第3話 感じた違和感

 それは夏休みを前にした、梅雨と夏の間の時期だった。綾は自分のクラスに何か違和感を感じるようになっていた。どことなく人と目の合わない感じ。ゾワっとした寒気。姉がいなくなったあの廃墟のそれに少し似ているような気がした。


 なんだろう。何かがおかしい気がする。でもそれが分からなかった。

 その日の放課後、巫女の仕事のために神社に行くから、その時先輩に相談してみようと綾は放課後が来るのを待ち遠しく感じていた。

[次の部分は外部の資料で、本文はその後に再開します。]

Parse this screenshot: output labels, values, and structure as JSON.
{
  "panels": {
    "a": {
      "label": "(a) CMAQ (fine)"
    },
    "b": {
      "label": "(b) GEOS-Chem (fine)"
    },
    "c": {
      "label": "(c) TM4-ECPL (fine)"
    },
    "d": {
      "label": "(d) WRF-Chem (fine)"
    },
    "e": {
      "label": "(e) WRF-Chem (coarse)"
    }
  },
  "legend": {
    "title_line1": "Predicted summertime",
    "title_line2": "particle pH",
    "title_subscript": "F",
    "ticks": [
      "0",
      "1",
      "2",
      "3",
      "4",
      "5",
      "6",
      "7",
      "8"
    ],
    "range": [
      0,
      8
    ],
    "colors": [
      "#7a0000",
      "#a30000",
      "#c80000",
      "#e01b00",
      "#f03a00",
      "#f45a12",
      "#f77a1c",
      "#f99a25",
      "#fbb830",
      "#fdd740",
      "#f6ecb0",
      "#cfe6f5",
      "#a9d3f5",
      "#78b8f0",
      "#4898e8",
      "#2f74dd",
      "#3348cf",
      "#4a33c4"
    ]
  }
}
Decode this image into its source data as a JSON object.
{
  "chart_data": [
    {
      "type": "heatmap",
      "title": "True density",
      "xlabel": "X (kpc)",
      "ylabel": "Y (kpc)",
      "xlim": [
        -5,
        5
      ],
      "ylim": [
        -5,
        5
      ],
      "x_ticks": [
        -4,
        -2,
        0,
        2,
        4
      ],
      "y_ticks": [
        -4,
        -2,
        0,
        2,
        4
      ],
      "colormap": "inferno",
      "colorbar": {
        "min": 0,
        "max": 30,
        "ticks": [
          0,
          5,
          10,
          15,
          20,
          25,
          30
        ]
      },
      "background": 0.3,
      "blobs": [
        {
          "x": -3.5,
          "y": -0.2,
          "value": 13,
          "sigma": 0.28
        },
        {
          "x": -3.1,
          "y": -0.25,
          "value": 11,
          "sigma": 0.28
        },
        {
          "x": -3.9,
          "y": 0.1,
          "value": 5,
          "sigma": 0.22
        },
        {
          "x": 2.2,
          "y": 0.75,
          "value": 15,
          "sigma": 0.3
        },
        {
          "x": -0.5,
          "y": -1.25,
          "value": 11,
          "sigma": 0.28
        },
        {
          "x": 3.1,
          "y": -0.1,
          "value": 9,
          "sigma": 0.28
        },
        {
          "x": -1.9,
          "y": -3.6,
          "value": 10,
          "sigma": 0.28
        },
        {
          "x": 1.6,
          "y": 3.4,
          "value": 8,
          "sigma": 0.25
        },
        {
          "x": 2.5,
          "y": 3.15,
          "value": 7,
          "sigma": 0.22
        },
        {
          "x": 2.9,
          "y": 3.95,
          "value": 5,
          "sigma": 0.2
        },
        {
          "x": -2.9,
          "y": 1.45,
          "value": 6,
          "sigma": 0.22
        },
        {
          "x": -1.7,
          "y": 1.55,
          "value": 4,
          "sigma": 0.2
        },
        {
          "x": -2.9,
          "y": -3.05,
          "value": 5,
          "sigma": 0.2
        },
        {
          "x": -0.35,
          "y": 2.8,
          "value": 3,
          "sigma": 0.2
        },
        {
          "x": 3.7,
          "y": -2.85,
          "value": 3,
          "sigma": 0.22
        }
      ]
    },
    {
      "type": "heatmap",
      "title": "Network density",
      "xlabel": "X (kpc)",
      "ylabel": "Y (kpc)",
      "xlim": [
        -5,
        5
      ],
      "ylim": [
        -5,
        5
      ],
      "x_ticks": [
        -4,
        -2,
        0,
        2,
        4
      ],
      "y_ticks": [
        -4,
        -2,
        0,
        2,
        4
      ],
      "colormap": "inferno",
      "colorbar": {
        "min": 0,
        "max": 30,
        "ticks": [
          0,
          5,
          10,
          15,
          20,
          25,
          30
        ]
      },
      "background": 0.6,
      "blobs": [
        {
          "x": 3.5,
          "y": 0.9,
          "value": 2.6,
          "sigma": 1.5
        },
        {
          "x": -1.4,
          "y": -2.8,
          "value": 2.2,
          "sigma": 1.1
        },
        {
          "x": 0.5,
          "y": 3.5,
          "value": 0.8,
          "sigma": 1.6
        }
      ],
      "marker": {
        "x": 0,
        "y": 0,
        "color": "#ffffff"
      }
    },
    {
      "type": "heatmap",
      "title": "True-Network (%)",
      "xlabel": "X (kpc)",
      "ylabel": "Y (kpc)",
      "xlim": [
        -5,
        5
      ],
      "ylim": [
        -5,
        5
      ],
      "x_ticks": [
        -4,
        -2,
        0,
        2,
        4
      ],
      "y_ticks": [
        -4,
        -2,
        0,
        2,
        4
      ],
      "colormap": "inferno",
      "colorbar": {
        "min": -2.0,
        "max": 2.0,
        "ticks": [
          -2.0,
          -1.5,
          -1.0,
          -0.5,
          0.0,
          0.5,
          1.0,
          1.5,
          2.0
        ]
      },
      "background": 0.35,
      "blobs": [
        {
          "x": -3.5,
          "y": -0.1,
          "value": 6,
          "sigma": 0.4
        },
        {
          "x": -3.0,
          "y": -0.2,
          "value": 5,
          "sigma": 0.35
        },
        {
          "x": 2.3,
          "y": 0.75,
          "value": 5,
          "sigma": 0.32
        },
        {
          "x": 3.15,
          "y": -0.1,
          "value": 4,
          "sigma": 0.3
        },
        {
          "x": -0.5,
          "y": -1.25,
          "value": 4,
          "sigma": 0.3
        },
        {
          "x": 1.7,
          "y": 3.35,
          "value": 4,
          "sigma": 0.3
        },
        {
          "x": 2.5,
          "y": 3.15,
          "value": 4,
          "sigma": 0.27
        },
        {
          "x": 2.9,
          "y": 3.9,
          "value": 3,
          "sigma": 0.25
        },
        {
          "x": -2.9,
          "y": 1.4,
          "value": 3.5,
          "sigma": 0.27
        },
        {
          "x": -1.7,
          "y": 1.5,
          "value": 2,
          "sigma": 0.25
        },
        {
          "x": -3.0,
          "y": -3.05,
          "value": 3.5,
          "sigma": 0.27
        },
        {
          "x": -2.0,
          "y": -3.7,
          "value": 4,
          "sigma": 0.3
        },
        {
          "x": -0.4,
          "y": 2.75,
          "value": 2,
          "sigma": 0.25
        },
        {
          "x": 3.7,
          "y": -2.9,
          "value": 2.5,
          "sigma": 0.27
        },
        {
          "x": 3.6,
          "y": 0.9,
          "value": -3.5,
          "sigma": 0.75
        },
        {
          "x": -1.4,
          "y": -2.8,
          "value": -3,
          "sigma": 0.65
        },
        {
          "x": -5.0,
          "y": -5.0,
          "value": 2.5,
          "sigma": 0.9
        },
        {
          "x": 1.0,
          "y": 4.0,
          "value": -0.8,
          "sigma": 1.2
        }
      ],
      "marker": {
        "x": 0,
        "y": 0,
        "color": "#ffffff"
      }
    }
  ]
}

「…というわけで、先輩に相談してみようと思いまして。」


「というわけでじゃねえんだよ。だいぶか黒寄りのグレーだな。また面倒な案件持ってきやがって。」


 それから先輩の尋問が始まった。


「具体的に教室のどこから感じるんだよ。その違和感だか寒気は。」


「えぇっと、、窓際の方です。窓際の机……。

 あ!」


「なんだよ突然。」


「分かりました!…なんで忘れてたんだろ。クラスの子が1人いないんです。今日誰も欠席してないのに、空席が窓側の列にありました。確か、須藤さんの席だ…。」


「んで、そいつが絵取り主に連れてかれたと思う理由は?」


「須藤さんは前に先輩に言ったSNSにイラストを載せて有名な子なんです。だからもしかしたらそれが関係しているんだと思います。」


 どうして忘れてたんだろう。姉がいなくなった時は姉のことを忘れることなどなかったのに。


「決まりだな。そいつがどうなってるかは分からんが、主のせいなのは間違いなさそうだ。ちと面倒だが、やるか。」


「おい、そいつが描いてたっていう絵がどこにあるか分かるか。」


「場所…SNSのアカウントなら分かりますけど…」


「それでいい、そのアカウント出して画面にそいつの絵を映し出せ。」



 言われた通り、須藤さんのイラストアカウントを開く。相変わらず綺麗な絵を描くなあ。

 と、感心しながら、少女がキャンパスに絵を描くイラストを画面に映した。


 途端。例の腕が私のスマートフォンから飛び出す。


「え、えええええ!私のスマホ!なんで急に飛び出してくるの!」


「ここが神社の中だからだよ!神社の中は特殊な結界が貼られてるから取り憑いた人間の絵なら何でも強制的に絵取り主を引きずり出すことができる。今回は携帯だから楽でいいなあ!」


 そう言って腕に向かって走る先輩。

 私は相変わらず先輩とお守りに守ってもらいながら腕から逃げるのに精一杯だった。